A user-based thread transfer can be as simple as:
void ThreadSwitch(Thread *from, Thread *to) {
if (setjmp(from->regs) == 0) {
longjmp(to->regs, 1);
}
}
where setjmp just stores some cpu registers to an array, and longjmp loads the same registers from an array. This hides a great deal of complexity, like how did I come to have separate stacks and integrate them into the language runtime. The point is, this is a very fast operation.
Hardware
When you invoke a system call (trap), the processor changes execution modes before proceeding to the kernel. It is tempting to think of the trap as being the few operations outlined in the technical reference manual for the CPU; but in all but the most basic processors it is so much more. As the CPU runs, it builds up an internal context for the current execution, which may include speculative values for registers, memory and a sort of sparse associative array for branch prediction.
When a CPU switches modes, as occurs in a trap, some of these must be discarded [lost opportunity cost]
, and some must be committed [synchronization cost]
.
An ARM A73 can sustain about 2 instructions per cycle, when all of this context is constructed. Lacking context, it can drop by over a factor of 16.

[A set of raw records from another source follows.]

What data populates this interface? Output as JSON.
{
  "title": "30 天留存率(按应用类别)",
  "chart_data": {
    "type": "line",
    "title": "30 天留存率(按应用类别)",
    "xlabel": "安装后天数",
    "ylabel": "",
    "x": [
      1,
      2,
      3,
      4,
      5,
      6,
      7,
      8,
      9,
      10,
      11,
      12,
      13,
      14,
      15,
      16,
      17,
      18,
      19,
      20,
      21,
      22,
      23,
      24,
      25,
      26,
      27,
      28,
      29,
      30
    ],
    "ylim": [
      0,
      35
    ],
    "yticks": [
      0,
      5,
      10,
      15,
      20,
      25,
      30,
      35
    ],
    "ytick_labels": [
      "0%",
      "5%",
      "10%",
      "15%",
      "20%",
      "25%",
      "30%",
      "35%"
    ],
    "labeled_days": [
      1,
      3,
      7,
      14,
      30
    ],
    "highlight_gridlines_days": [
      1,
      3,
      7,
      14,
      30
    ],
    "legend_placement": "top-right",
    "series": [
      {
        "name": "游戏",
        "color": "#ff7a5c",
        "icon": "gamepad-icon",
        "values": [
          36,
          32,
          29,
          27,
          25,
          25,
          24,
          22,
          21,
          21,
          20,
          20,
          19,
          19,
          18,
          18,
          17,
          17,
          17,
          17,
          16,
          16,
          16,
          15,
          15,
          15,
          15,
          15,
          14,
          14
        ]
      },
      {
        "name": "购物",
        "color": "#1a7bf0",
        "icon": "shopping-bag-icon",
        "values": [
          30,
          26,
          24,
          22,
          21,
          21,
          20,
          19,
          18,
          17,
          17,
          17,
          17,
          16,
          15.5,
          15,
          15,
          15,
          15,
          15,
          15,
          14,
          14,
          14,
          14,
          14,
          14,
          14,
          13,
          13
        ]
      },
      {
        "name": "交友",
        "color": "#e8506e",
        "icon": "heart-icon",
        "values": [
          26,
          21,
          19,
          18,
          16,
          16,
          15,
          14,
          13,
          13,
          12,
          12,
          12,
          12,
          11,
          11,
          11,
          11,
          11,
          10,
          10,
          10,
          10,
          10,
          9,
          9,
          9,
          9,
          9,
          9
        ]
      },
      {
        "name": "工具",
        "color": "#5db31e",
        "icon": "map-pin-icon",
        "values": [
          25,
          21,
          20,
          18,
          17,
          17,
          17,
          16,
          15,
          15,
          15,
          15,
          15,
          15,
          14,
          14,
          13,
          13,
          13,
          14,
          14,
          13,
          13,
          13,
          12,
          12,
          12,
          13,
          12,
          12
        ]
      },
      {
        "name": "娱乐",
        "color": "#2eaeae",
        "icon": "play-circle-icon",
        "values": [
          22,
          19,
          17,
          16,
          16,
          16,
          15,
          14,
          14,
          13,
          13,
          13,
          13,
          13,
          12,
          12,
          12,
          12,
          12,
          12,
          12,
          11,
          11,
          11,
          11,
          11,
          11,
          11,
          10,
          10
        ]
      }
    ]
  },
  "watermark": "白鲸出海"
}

Additionally, a trap instruction is a form of barrier in terms of memory ordering; before the first instruction of the trap executes, all pending memory writes must become visible, which typically means transition to L1 cache. Store buffers on conventional CPUs range from a handful of entries to hundreds; so a trap can have a latency of 100s of L1 writes (with possible Ln evictions).
Kernels
The kernel entry for the ThreadSwitchSysCall
is unlikely to look like the above; although the first bit is logically similar to setjmp(). Each Thread most likely sits on a list indicating its disposition { Ready, Waiting, ... } and has associated scheduling parameters and affinities. Affinity refers to which CPU the thread prefers or is restricted to running on. So, the destination thread may need to be removed from a list (ensuring that the list is protected from other cpus) inserted into another list (again, consistently), possibly invoking a mechanism to alert another CPU that there is work for it, then determining which Thread should run on this. Finally with the chosen Thread, it will execute the equivalent of the longjmp() to resume operation in its context.

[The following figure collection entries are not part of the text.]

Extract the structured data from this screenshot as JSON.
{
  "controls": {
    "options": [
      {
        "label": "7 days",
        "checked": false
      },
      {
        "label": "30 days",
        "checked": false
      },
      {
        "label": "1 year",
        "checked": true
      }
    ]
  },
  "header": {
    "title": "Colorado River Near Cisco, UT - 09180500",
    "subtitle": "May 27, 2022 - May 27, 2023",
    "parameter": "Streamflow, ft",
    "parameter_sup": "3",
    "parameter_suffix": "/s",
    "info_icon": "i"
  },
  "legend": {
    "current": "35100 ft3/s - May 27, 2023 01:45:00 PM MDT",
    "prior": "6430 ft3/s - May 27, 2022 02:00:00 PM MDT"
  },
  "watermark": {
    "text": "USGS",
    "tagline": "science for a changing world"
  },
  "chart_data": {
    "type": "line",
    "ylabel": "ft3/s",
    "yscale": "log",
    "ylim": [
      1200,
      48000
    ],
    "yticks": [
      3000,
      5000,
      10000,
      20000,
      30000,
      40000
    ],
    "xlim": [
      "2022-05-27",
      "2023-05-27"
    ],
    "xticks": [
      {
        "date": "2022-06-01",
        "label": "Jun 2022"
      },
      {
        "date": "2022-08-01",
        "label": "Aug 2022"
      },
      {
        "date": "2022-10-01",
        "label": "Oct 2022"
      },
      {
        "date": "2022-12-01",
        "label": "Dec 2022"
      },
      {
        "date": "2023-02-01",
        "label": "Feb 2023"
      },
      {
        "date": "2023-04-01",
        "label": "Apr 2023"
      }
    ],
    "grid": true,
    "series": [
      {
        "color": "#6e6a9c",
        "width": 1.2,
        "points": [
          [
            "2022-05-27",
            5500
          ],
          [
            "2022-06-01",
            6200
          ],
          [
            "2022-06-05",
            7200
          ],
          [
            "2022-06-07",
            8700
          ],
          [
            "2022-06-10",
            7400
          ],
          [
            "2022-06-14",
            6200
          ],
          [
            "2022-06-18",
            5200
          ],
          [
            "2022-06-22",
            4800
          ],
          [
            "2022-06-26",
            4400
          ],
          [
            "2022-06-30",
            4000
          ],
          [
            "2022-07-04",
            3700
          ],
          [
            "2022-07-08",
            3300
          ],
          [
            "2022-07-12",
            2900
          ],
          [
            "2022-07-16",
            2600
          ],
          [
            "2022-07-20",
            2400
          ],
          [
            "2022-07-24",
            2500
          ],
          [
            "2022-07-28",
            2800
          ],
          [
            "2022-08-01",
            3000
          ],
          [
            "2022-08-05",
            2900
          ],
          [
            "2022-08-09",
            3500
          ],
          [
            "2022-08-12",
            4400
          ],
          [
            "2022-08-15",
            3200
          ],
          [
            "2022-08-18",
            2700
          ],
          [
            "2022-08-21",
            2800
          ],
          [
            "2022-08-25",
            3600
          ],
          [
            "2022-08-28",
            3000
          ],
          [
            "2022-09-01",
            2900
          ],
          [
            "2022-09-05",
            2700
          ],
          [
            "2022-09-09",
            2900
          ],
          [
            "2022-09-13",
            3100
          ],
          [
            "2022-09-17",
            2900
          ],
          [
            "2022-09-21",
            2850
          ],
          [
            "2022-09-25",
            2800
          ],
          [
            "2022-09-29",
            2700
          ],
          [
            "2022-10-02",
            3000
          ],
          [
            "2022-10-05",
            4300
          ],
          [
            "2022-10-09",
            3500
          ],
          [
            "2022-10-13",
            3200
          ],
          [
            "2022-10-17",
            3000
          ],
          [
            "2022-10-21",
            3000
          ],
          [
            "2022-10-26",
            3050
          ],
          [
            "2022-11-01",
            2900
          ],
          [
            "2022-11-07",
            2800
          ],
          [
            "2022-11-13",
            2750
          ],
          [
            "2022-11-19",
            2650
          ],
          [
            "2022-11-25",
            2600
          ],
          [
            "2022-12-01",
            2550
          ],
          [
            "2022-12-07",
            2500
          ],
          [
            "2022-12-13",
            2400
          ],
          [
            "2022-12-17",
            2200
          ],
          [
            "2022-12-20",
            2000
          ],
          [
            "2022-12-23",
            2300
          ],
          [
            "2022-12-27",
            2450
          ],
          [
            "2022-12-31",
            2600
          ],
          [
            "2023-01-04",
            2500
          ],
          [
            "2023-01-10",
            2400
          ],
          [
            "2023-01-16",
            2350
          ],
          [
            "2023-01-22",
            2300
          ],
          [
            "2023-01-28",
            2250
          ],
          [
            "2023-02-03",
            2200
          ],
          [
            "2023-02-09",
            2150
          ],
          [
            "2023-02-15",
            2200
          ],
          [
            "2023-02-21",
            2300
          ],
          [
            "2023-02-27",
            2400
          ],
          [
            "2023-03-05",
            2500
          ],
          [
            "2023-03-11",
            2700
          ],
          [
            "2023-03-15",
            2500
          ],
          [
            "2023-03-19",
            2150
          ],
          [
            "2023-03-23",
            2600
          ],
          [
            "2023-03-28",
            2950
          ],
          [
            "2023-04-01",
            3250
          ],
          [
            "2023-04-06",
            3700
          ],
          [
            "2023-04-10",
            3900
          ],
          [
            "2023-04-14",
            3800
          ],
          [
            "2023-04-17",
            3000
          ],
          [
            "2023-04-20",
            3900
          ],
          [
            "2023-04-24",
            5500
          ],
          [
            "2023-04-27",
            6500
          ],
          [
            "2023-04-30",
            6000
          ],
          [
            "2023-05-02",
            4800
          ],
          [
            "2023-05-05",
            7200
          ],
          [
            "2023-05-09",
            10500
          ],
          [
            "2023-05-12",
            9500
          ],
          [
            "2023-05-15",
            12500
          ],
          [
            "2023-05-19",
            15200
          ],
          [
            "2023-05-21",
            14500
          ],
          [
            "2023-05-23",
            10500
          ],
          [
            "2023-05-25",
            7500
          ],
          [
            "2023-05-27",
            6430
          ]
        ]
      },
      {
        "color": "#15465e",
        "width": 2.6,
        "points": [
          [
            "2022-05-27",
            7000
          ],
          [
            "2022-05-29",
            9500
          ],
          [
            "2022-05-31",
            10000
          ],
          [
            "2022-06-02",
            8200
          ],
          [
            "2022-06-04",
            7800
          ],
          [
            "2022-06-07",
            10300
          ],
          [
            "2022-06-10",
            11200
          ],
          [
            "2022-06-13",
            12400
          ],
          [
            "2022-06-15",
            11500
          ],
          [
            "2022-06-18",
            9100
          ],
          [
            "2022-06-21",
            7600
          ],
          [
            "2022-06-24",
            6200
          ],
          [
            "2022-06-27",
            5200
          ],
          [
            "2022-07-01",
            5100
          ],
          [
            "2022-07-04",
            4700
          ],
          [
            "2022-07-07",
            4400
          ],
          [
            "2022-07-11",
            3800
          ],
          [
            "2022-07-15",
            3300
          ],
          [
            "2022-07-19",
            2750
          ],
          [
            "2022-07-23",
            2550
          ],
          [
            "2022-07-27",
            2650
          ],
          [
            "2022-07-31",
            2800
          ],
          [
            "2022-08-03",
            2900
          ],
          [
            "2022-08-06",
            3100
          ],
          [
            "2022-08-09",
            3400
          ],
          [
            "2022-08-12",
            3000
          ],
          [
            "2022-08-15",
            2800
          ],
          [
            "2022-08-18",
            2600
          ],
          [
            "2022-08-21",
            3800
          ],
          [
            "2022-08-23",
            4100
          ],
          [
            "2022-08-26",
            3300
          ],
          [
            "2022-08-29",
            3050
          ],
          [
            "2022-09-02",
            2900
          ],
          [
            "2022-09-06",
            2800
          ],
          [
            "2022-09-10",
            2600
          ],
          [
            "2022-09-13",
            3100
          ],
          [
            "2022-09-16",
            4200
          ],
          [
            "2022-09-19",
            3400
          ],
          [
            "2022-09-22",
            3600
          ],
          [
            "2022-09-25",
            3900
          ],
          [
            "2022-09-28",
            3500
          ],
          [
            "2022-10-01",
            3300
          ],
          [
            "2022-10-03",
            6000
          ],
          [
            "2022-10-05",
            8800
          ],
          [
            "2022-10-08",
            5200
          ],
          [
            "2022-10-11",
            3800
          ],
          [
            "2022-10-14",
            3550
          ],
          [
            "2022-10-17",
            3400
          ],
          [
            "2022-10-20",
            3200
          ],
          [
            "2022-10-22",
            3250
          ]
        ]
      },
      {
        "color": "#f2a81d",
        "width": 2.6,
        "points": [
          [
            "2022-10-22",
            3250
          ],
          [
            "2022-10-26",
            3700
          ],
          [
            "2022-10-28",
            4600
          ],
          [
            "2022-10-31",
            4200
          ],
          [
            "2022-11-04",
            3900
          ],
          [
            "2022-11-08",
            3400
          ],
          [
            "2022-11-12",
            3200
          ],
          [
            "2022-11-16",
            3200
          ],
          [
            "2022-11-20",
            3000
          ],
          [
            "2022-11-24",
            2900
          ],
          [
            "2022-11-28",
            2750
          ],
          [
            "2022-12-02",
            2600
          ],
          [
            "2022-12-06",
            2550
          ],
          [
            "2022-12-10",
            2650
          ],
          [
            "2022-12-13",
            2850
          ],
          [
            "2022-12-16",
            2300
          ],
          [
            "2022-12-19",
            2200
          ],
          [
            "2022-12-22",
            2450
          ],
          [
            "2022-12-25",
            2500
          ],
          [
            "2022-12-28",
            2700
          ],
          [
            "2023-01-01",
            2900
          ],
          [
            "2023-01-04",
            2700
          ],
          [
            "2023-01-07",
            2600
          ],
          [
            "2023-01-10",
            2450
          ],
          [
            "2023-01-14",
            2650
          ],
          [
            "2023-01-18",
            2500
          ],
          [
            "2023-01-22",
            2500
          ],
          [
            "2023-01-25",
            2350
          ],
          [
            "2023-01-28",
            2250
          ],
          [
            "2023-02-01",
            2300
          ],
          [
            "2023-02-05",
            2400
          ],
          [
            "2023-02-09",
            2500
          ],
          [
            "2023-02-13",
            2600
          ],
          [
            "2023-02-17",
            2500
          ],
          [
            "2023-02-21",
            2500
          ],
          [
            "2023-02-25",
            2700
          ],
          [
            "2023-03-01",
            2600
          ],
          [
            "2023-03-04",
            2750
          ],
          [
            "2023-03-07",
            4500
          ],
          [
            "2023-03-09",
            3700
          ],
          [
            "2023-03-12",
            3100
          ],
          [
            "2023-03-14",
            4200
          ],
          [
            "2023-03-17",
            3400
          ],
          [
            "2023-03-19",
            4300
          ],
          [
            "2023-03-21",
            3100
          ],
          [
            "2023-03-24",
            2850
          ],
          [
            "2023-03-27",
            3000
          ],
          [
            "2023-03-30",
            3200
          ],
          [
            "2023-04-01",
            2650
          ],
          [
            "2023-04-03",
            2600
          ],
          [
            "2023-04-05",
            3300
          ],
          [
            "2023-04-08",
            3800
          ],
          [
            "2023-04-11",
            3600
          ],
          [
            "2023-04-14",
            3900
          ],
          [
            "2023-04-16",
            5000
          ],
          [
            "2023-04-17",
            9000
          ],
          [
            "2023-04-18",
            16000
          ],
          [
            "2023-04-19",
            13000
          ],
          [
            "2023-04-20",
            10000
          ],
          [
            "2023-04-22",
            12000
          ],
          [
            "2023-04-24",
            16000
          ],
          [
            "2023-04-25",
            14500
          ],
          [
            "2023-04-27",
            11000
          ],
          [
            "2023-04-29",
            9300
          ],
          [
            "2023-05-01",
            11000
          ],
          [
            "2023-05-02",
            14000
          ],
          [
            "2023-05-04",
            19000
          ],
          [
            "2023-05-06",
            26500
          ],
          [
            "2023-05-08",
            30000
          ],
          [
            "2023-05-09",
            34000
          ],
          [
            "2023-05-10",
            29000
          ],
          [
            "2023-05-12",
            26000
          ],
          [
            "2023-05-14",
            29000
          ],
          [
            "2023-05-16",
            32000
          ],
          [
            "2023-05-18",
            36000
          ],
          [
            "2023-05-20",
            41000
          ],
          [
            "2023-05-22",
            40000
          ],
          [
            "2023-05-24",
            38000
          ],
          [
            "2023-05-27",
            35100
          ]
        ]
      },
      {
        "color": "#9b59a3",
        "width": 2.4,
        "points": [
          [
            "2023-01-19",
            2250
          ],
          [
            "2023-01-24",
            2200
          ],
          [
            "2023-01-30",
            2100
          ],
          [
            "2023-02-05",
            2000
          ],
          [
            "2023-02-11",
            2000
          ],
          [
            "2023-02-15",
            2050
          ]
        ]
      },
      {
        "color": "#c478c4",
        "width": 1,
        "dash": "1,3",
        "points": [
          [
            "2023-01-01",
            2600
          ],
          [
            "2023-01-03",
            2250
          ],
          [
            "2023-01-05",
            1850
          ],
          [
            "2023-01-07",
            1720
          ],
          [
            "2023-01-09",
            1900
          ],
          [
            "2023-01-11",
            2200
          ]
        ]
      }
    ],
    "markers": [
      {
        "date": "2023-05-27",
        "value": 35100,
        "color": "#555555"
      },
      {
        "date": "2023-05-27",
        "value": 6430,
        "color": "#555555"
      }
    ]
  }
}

That is pretty much the minimum, that you might expect in an RTOS or microkernel. A heavyweight system such as Linux/Windows/MacOS will have much more housekeeping to perform on such a switch.
TL:DR
So, when the textbook says expensive because system calls, it is just saving you all of the above detail. It also isn't wrong. If you look at the concurrent programming model in modern systems languages like golang, it treats kernel threads as virtual cpus, and maintains its own threads (goroutines)
as user threads multiplexed onto these virtual cpus. It isn't an accident, and they didn't read the wrong text book.